2. Univariate cox regression
Risk factors include; male gender, older age, higher comorbidity, COHCAI and HOHCAI compared to COCAI.
Gender: The hazard of a male dying at any particular time point is 1.29 times the hazard of a female.
Age: the hazard of a patient aged between 50 and 64 years dying at any particular time point is 2.48 times the hazard of a patient aged less than 50 years.
3. Multivariate cox regression
Risk factors include; male gender, older age, higher comorbidity, COHCAI and HOHCAI compared to COCAI. There was significant interaction between age and comorbidity, therefore interaction terms were included in the final model.
While controlling for age and comorbidity; male gender had increased risk (aHR: 1.18; 95%CI:1.11-11.26), as did healthcare associated infection sources, compared to COCAI, (COHCAI aHR: 1.26; 95%CI: 1.14 -1.39; HOHCAI aHR:1.58; 95%CI: 1.47-1.70)
4. Risk profiles
Lowest risk- Female, aged less than 50, no/low comorbidity, community acquired infection.

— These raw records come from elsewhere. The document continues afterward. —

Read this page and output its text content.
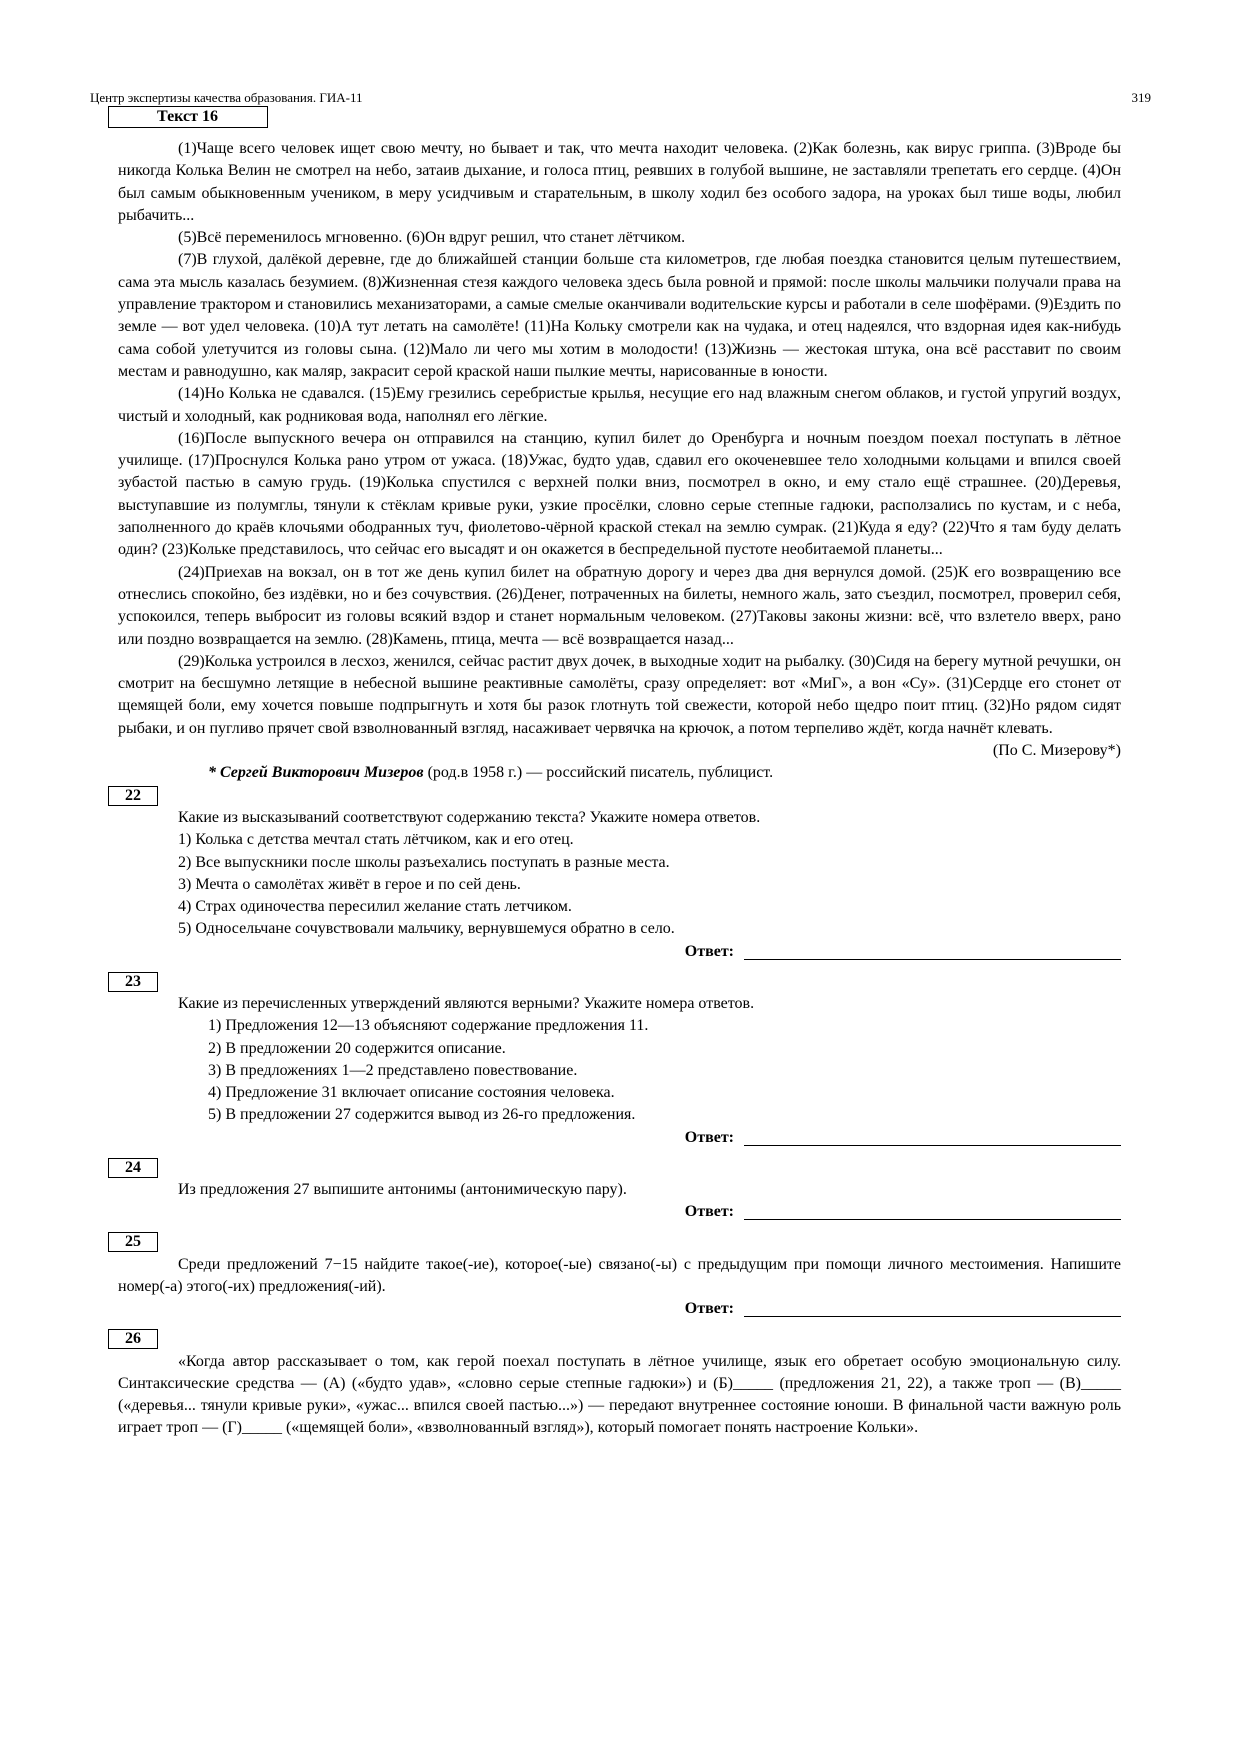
Центр экспертизы качества образования. ГИА-11	319
Текст 16

(1)Чаще всего человек ищет свою мечту, но бывает и так, что мечта находит человека. (2)Как болезнь, как вирус гриппа. (3)Вроде бы никогда Колька Велин не смотрел на небо, затаив дыхание, и голоса птиц, реявших в голубой вышине, не заставляли трепетать его сердце. (4)Он был самым обыкновенным учеником, в меру усидчивым и старательным, в школу ходил без особого задора, на уроках был тише воды, любил рыбачить...

(5)Всё переменилось мгновенно. (6)Он вдруг решил, что станет лётчиком.

(7)В глухой, далёкой деревне, где до ближайшей станции больше ста километров, где любая поездка становится целым путешествием, сама эта мысль казалась безумием. (8)Жизненная стезя каждого человека здесь была ровной и прямой: после школы мальчики получали права на управление трактором и становились механизаторами, а самые смелые оканчивали водительские курсы и работали в селе шофёрами. (9)Ездить по земле — вот удел человека. (10)А тут летать на самолёте! (11)На Кольку смотрели как на чудака, и отец надеялся, что вздорная идея как-нибудь сама собой улетучится из головы сына. (12)Мало ли чего мы хотим в молодости! (13)Жизнь — жестокая штука, она всё расставит по своим местам и равнодушно, как маляр, закрасит серой краской наши пылкие мечты, нарисованные в юности.

(14)Но Колька не сдавался. (15)Ему грезились серебристые крылья, несущие его над влажным снегом облаков, и густой упругий воздух, чистый и холодный, как родниковая вода, наполнял его лёгкие.

(16)После выпускного вечера он отправился на станцию, купил билет до Оренбурга и ночным поездом поехал поступать в лётное училище. (17)Проснулся Колька рано утром от ужаса. (18)Ужас, будто удав, сдавил его окоченевшее тело холодными кольцами и впился своей зубастой пастью в самую грудь. (19)Колька спустился с верхней полки вниз, посмотрел в окно, и ему стало ещё страшнее. (20)Деревья, выступавшие из полумглы, тянули к стёклам кривые руки, узкие просёлки, словно серые степные гадюки, расползались по кустам, и с неба, заполненного до краёв клочьями ободранных туч, фиолетово-чёрной краской стекал на землю сумрак. (21)Куда я еду? (22)Что я там буду делать один? (23)Кольке представилось, что сейчас его высадят и он окажется в беспредельной пустоте необитаемой планеты...

(24)Приехав на вокзал, он в тот же день купил билет на обратную дорогу и через два дня вернулся домой. (25)К его возвращению все отнеслись спокойно, без издёвки, но и без сочувствия. (26)Денег, потраченных на билеты, немного жаль, зато съездил, посмотрел, проверил себя, успокоился, теперь выбросит из головы всякий вздор и станет нормальным человеком. (27)Таковы законы жизни: всё, что взлетело вверх, рано или поздно возвращается на землю. (28)Камень, птица, мечта — всё возвращается назад...

(29)Колька устроился в лесхоз, женился, сейчас растит двух дочек, в выходные ходит на рыбалку. (30)Сидя на берегу мутной речушки, он смотрит на бесшумно летящие в небесной вышине реактивные самолёты, сразу определяет: вот «МиГ», а вон «Су». (31)Сердце его стонет от щемящей боли, ему хочется повыше подпрыгнуть и хотя бы разок глотнуть той свежести, которой небо щедро поит птиц. (32)Но рядом сидят рыбаки, и он пугливо прячет свой взволнованный взгляд, насаживает червячка на крючок, а потом терпеливо ждёт, когда начнёт клевать.

(По С. Мизерову*)

* Сергей Викторович Мизеров (род.в 1958 г.) — российский писатель, публицист.

22

Какие из высказываний соответствуют содержанию текста? Укажите номера ответов.

1) Колька с детства мечтал стать лётчиком, как и его отец.

2) Все выпускники после школы разъехались поступать в разные места.

3) Мечта о самолётах живёт в герое и по сей день.

4) Страх одиночества пересилил желание стать летчиком.

5) Односельчане сочувствовали мальчику, вернувшемуся обратно в село.

Ответ:

23

Какие из перечисленных утверждений являются верными? Укажите номера ответов.

1) Предложения 12—13 объясняют содержание предложения 11.

2) В предложении 20 содержится описание.

3) В предложениях 1—2 представлено повествование.

4) Предложение 31 включает описание состояния человека.

5) В предложении 27 содержится вывод из 26-го предложения.

Ответ:

24

Из предложения 27 выпишите антонимы (антонимическую пару).

Ответ:

25

Среди предложений 7−15 найдите такое(-ие), которое(-ые) связано(-ы) с предыдущим при помощи личного местоимения. Напишите номер(-а) этого(-их) предложения(-ий).

Ответ:

26

«Когда автор рассказывает о том, как герой поехал поступать в лётное училище, язык его обретает особую эмоциональную силу. Синтаксические средства — (А) («будто удав», «словно серые степные гадюки») и (Б)_____ (предложения 21, 22), а также троп — (В)_____ («деревья... тянули кривые руки», «ужас... впился своей пастью...») — передают внутреннее состояние юноши. В финальной части важную роль играет троп — (Г)_____ («щемящей боли», «взволнованный взгляд»), который помогает понять настроение Кольки».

Highest risk- Male, aged 80 or over, high comorbidity, hospital onset ECB
The hazard of dying at any particular time point for a male , aged 80 or over, with a high comorbidity index value that develops a hospital onset ECB is 36 times the hazard of a female, aged less than 50, with a low comorbidity index value that develops a community onset ECB infection.
Conclusion:
Over a third of E. coli bacteraemia patients died within a year of developing the infection.
The older and sicker the patient is the more likely they will die. Being male and developing hospital-onset E. coli bacteraemia results in a higher likelihood of death.
The increase in E. coli bacteraemia is a growing public health concern; this study identifies risk profiles of patients that are more likely to die within a year.